Wilson’s music, spanning seven decades, never rested in finalities like that. It celebrated life and people, their growth and understanding, their love and spirit, and it never allowed itself to wallow in despair. It could be about longing or falling in love, yet it never brooded. And yes, it was philosophical at times, acknowledging mortality, but it refused to succumb to the dark. One need only listen to the majestic “‘Til I Die” to understand that.
It’s appealing to write a tribute encompassing all the great songs and albums from Wilson’s career, to discuss his genius as composer and producer. It’s tempting to recount how he changed the shape of popular music while jousting with the Beatles for supremacy or to lament his fall from creativity and the plunge into substance abuse. But the albums, from early surfing collections to the pocket symphonies of the mid-1960s and beyond, are available to revisit or to explore for the first time. So are books like Philip Lambert’s essential Inside the Music of Brian Wilson and Good Vibrations: Brian Wilson and The Beach Boys in Critical Perspective that parse the musical genius behind the Beach Boy. There’s also the unofficial Unsurpassed Masters series of CDs to understand how Wilson’s studio productions treated sound the way a painter uses brush and palette. There are the biographies like Steven Gaines’s Heroes and Villains and Peter Ames Carlin’s Catch a Wave, along with the memoir I Am Brian Wilson, to cover the history. There’s plenty to keep any interested music fan busy.

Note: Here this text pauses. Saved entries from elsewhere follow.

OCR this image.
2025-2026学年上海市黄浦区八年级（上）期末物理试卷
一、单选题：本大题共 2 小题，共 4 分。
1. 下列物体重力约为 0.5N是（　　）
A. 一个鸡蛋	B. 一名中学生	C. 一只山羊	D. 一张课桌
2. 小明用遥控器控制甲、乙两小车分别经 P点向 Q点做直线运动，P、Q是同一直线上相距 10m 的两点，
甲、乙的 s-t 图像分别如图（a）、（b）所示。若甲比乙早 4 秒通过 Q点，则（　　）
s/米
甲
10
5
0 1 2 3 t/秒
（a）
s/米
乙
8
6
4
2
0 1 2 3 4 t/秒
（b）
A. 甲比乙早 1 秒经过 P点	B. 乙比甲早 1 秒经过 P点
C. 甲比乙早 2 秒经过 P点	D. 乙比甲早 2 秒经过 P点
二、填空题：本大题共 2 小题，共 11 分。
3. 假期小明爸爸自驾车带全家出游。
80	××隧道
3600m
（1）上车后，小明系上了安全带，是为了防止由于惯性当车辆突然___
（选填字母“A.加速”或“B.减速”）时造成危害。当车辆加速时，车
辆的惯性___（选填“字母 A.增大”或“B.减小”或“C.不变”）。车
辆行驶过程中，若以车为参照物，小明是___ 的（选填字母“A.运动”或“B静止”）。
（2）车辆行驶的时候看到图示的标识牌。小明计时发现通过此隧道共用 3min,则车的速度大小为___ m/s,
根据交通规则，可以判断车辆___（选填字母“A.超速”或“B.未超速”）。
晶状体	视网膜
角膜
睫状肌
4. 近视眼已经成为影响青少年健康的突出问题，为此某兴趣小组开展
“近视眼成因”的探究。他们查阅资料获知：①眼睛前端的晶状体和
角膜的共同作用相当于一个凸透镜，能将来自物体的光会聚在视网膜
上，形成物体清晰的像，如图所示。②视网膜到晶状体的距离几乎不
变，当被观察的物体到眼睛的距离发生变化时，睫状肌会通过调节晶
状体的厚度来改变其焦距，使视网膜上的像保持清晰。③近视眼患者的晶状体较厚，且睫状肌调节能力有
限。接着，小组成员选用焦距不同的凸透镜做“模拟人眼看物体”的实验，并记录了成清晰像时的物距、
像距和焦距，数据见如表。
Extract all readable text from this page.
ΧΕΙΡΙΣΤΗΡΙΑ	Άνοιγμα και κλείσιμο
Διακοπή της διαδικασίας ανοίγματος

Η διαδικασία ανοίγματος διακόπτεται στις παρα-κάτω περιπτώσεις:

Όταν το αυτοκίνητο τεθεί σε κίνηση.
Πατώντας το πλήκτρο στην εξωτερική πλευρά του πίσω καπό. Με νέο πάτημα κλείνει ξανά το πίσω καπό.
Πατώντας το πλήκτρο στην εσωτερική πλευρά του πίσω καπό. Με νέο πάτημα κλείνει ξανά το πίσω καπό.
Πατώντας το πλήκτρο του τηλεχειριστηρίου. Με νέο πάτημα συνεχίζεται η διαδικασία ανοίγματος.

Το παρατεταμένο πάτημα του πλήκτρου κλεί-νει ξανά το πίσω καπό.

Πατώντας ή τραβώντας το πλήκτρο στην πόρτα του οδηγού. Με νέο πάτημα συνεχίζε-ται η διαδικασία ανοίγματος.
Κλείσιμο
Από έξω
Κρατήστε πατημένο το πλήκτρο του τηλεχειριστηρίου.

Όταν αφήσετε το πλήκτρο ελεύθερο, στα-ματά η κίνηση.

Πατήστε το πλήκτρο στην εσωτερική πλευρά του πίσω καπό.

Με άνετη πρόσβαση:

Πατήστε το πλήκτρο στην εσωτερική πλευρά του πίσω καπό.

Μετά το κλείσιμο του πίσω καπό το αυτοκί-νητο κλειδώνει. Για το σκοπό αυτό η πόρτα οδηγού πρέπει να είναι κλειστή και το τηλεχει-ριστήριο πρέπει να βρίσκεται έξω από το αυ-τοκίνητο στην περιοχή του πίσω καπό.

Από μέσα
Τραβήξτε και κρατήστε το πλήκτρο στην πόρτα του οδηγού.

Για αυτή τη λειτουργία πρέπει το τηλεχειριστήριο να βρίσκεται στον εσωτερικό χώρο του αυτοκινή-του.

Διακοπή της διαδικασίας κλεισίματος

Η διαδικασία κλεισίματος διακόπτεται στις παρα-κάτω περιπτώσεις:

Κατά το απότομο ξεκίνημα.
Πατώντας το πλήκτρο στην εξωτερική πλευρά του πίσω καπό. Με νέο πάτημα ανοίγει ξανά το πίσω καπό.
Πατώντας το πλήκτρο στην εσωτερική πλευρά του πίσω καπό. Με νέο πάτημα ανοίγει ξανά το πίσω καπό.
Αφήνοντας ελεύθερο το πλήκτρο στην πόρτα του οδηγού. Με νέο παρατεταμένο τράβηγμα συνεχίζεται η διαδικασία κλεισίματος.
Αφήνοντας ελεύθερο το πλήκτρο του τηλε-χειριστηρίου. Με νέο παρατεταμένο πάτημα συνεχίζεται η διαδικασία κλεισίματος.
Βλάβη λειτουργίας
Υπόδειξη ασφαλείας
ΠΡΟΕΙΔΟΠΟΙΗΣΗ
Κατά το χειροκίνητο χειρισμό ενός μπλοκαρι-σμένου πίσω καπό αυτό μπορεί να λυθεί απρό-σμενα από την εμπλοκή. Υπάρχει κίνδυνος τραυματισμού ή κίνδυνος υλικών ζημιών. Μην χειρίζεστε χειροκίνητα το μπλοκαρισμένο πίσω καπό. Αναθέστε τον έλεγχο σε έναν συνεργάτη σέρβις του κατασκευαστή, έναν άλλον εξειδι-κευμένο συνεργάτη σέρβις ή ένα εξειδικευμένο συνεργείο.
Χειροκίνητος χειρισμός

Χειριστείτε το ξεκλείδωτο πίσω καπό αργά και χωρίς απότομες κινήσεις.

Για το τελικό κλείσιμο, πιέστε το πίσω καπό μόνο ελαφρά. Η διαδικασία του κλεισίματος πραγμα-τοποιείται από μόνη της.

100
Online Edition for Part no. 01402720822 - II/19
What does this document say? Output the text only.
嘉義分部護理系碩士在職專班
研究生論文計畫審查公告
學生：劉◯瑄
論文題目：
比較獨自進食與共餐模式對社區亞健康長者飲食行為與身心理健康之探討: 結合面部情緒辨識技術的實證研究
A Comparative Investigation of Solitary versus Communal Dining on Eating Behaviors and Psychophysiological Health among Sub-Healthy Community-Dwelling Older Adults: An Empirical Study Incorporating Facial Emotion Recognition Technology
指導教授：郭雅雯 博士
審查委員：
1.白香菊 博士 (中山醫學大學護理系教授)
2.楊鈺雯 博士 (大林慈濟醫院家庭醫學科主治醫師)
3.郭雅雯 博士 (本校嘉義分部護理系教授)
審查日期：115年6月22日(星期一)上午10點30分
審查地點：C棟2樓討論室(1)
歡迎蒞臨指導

That’s why the conclusion of this article will focus on At My Piano, Wilson’s album of instrumental piano renderings of his work that snuck in largely unnoticed four years ago. It was, for me, the go-to CD upon hearing of his passing, containing as it does a sampling of the artist’s best-known compositions in stripped-down, unplugged form. No lead vocals or layered harmonies, no production style we’re used to hearing from Wilson. It’s not meant to replace the classic recordings, only to position the composer, unaccompanied, in the context of his creations in what is now their last public encounter.
At My Piano is a meditative album, a collection of mostly Beach Boys songs rendered so directly, so honestly and so unadorned that the harmonic and melodic beauty of the compositions are at their most apparent. There is no attempt on Wilson’s part to embellish or to cross into jazz’s methods of reinterpretation. Each performance is a demonstration of how the song works, how modulation directs the dynamics of a piece or how a melody sits within or traverses a rich chordal structure on “God Only Knows,” “Don’t Worry Baby,” “The Warmth of the Sun” “Wouldn’t It Be Nice” “You Still Believe in Me,” “Surf’s Up,” “I Just Wasn’t Made for These Times,” “Good Vibrations” and seven other tunes. In his inimitable way, Wilson offers the opportunity to hear each song once again for the first time.
The piano, Wilson wrote in the liner notes, “has brought me comfort, joy and security.” For the rest of us, it has provided a catalog to be treasured.